Types¶

The following types are used by the NCCL library.

ncclComm_t¶

ncclComm_t¶: NCCL communicator. Points to an opaque structure inside NCCL.

ncclResult_t¶

ncclResult_t¶

Return values for all NCCL functions. Possible values are :

ncclSuccess¶: (0) Function succeeded.

ncclUnhandledCudaError¶: (1) A call to a CUDA function failed.

ncclSystemError¶: (2) A call to the system failed.

ncclInternalError¶: (3) An internal check failed. This is either a bug in NCCL or due to memory corruption.

ncclInvalidArgument¶: (4) One argument has an invalid value.

ncclInvalidUsage¶: (5) The call to NCCL is incorrect. This is usually reflecting a programming error.

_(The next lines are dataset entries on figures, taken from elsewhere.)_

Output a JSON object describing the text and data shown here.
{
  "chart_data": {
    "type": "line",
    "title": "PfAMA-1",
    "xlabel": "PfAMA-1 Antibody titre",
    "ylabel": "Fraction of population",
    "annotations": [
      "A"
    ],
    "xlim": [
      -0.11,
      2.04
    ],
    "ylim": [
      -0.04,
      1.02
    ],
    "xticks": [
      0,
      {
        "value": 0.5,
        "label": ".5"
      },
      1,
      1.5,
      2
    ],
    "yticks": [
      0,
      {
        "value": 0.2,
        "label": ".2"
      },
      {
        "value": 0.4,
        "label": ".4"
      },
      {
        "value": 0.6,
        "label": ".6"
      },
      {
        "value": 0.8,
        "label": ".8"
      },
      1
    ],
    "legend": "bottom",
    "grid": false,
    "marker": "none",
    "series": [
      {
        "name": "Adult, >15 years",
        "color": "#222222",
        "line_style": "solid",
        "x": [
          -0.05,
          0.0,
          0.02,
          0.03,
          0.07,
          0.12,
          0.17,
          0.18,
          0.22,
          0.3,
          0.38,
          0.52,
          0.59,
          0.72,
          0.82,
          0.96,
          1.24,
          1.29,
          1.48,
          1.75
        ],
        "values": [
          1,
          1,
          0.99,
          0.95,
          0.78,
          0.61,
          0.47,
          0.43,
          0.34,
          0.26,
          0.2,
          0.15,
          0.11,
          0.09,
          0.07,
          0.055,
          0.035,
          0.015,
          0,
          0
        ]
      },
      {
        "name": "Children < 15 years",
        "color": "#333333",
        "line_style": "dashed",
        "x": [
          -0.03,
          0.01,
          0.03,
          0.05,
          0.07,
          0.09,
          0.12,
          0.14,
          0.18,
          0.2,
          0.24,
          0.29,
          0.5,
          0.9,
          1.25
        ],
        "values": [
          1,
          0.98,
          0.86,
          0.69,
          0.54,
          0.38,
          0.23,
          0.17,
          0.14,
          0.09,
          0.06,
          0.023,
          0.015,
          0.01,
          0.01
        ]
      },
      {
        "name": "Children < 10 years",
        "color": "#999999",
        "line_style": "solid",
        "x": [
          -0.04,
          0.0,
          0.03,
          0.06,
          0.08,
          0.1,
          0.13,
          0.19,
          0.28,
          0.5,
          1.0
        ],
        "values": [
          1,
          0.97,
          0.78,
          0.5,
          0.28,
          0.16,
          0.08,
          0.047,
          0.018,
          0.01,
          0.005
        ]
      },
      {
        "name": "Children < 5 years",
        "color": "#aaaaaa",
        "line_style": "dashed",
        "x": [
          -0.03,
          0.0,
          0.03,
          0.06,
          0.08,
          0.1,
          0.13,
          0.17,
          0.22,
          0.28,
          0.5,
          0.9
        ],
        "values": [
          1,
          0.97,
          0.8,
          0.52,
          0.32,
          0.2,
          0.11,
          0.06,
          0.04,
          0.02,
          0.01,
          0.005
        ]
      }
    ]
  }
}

Whenever a function returns an error (not ncclSuccess), NCCL should print a more detailed message when the environment variable NCCL_DEBUG is set to “WARN”.

ncclDataType_t¶

ncclDataType_t¶

NCCL defines the following integral and floating data-types.

ncclInt8¶: Signed 8-bits integer

ncclChar¶: Signed 8-bits integer

ncclUint8¶: Unsigned 8-bits integer

ncclInt32¶: Signed 32-bits integer

ncclInt¶: Signed 32-bits integer

ncclUint32¶: Unsigned 32-bits integer

ncclInt64¶: Signed 64-bits integer

ncclUint64¶: Unsigned 64-bits integer

ncclFloat16¶: 16-bits floating point number (half precision)

ncclHalf¶: 16-bits floating point number (half precision)

ncclFloat32¶: 32-bits floating point number (single precision)

ncclFloat¶: 32-bits floating point number (single precision)

ncclFloat64¶: 64-bits floating point number (double precision)

ncclDouble¶: 64-bits floating point number (double precision)

ncclBfloat16¶: 16-bits floating point number (truncated precision in bfloat16 format, CUDA 11 or later)

ncclRedOp_t¶

ncclRedOp_t¶

Defines the reduction operation.

ncclSum¶: Perform a sum (+) operation

ncclProd¶: Perform a product (*) operation

ncclMin¶: Perform a min operation

ncclMax¶

Perform a max operation

ncclAvg¶

Perform an average operation, i.e. a sum across all ranks, divided by the number of ranks.

ncclScalarResidence_t¶

ncclScalarResidence_t¶

Indicates where (memory space) scalar arguments reside and when they can be dereferenced.

ncclScalarHostImmediate¶: The scalar resides in host memory and should be derefenced in the most immediate way.

ncclScalarDevice¶: The scalar resides on device visible memory and should be dereferenced once needed.